Assenzio: caratteristiche, proprietà, utilizzi

L’assenzio è un distillato particolarmente conosciuto per via della sua alta gradazione alcolica. La bevanda presenta un’aroma di anice e viene ottenuta utilizzando specifiche erbe come i fiori e le foglie dell’Artemisia absinthium. 

L’assenzio viene utilizzato ad oggi anche come rimedio benefico per trattare diversi disturbi. Andiamo a scoprire insieme tutte le caratteristiche e proprietà legate alla specie vegetale dell’assenzio all’interno dei paragrafi successivi.

Assenzio: caratteristiche e descrizione della pianta

L’assenzio, in qualità di distillato, viene ottenuto dai fiori e dalle foglie della specie Artemisia absinthium, denominata anche assenzio maggiore. La pianta perenne dell’assenzio può raggiungere altezze comprese tra i 4/12 dm, presentando una forma biologica camefita fruticosa, particolarmente legnosa alla base con gemme svernanti dal tipico aspetto arbustivo.
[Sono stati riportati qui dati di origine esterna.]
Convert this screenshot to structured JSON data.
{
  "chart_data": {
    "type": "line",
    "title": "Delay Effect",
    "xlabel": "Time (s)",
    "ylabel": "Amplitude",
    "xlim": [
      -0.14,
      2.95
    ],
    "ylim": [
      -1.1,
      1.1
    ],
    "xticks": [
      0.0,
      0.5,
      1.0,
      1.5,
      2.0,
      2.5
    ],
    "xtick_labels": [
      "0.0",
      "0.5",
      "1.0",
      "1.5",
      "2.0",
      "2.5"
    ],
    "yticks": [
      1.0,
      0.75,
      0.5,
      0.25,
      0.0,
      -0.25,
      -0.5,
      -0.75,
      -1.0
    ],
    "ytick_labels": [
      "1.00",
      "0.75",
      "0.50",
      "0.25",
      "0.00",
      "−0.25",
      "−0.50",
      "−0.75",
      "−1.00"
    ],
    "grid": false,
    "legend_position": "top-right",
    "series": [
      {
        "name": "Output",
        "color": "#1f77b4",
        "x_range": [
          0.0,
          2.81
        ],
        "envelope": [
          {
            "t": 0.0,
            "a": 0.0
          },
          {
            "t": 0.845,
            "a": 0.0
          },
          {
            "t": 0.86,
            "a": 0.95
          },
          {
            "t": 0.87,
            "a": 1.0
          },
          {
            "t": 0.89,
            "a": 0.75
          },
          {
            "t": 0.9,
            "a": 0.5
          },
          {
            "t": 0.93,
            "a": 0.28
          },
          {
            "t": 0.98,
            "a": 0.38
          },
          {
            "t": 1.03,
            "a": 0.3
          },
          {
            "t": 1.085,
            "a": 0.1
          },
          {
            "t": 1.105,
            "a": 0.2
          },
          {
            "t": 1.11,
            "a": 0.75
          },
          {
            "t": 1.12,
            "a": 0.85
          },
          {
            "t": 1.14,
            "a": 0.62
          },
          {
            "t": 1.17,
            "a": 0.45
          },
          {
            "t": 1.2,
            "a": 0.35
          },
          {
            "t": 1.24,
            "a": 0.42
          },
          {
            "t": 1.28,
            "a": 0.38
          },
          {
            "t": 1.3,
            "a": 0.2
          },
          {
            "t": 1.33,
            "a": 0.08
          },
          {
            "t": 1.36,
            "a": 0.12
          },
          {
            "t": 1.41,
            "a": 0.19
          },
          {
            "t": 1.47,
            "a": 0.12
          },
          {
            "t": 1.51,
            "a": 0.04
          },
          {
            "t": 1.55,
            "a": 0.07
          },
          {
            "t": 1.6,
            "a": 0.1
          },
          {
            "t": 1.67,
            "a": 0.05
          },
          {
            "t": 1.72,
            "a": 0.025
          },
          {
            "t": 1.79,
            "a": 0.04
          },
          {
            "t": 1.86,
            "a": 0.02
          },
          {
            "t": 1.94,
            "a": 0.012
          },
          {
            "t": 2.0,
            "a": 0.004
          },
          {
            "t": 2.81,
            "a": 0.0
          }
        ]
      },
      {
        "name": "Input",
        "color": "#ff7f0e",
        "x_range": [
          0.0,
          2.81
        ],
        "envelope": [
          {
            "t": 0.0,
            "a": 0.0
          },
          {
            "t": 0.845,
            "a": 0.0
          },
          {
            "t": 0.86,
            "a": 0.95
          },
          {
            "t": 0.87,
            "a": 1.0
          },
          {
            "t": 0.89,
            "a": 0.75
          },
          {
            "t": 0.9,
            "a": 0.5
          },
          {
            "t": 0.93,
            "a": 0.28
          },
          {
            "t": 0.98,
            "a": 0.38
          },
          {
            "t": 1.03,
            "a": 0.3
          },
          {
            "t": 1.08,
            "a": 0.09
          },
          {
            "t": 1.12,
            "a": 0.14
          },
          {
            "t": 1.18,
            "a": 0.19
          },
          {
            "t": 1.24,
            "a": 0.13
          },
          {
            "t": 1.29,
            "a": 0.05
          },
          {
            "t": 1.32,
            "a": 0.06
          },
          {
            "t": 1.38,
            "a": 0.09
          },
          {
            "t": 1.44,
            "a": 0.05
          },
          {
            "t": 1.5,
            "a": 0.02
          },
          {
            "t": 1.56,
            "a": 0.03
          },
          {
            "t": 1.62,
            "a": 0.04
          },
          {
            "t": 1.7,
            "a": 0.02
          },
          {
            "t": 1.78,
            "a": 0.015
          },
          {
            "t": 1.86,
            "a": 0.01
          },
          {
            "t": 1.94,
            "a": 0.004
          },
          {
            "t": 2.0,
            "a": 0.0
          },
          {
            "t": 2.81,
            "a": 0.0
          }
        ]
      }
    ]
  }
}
La pianta dell’assenzio si dimostra priva di lattice, contenente però al suo interno oli eterei lattoni sesquiterpenici, con radici secondarie da rizoma e foglie di colore verde-grigiastro. L’infiorescenza dell’assenzio si presenta a forma di pannocchia fogliosa, con fiori attinomorfi, in fioritura dalla mensilità da agosto a settembre.

Proprietà benefiche dell’assenzio

Il distillato di assenzio viene utilizzato soprattutto come aromatizzante di alcuni vini liquorosi, tra cui il Vermouth. Dalla stessa pianta viene prodotto anche un liquore illegale, con un effetto simile ai sintomi registrati dall’assunzione delle droghe leggere. L’olio essenziale di assenzio non risulta invece tossico e può essere utilizzato per trattare diversi disturbi.

La pianta dell’assenzio presenta un gusto tipicamente amaro, già citato all’interno del libro delle Sacre Scritture. Dal punto di vista salutare le proprietà benefiche dell’assenzio migliorano la digestione, facilitano la secrezione biliare, si dimostrano efficaci contro l’inappetenza dovuta a periodi di stress o convalescenze. 

L’assenzio vanta un’azione benefica contro i disturbi dispeptici, contro le infiammazioni della mucosa gastrica, nella regolazione del flusso mestruale femminile, come vermifugo, protezione a livello epatico, a prevenzione dei danni causati dal paracetamolo e tetracloruro di carbonio. 

Dosaggi giornalieri consigliati di assenzio

L’assunzione dell’infuso di assenzio viene consigliata per i soggetti adulti in dosaggi pari a 1-1,5 grammi giornalieri, ideale anche sotto forma di decotto, per un massimo di 3 volte al giorno. In caso di inappetenza il decotto o l’infuso di assenzio possono essere assunti 30 minuti prima dei pasti principali. Le assunzioni di assenzio non devono superare i trattamenti oltre i 30 giorni in modo continuativo. La presenza dell’assenzio viene spesso integrata a formulazioni cosmetiche come la crema Varicobooster, per combattere le vene varicose.

Assenzio: controindicazioni e rischi per la salute

L’assenzio è controindicato in presenza di ulcere gastriche e duodenali, in gravidanza e allattamento. Sotto dosaggi raccomandati la pianta non risulta tossica per l’organismo umano, mentre i sovradosaggi possono provocare sintomi quali diarrea, diminuzione del ritmo cardiaco, difficoltà respiratorie, convulsioni, ipotensione.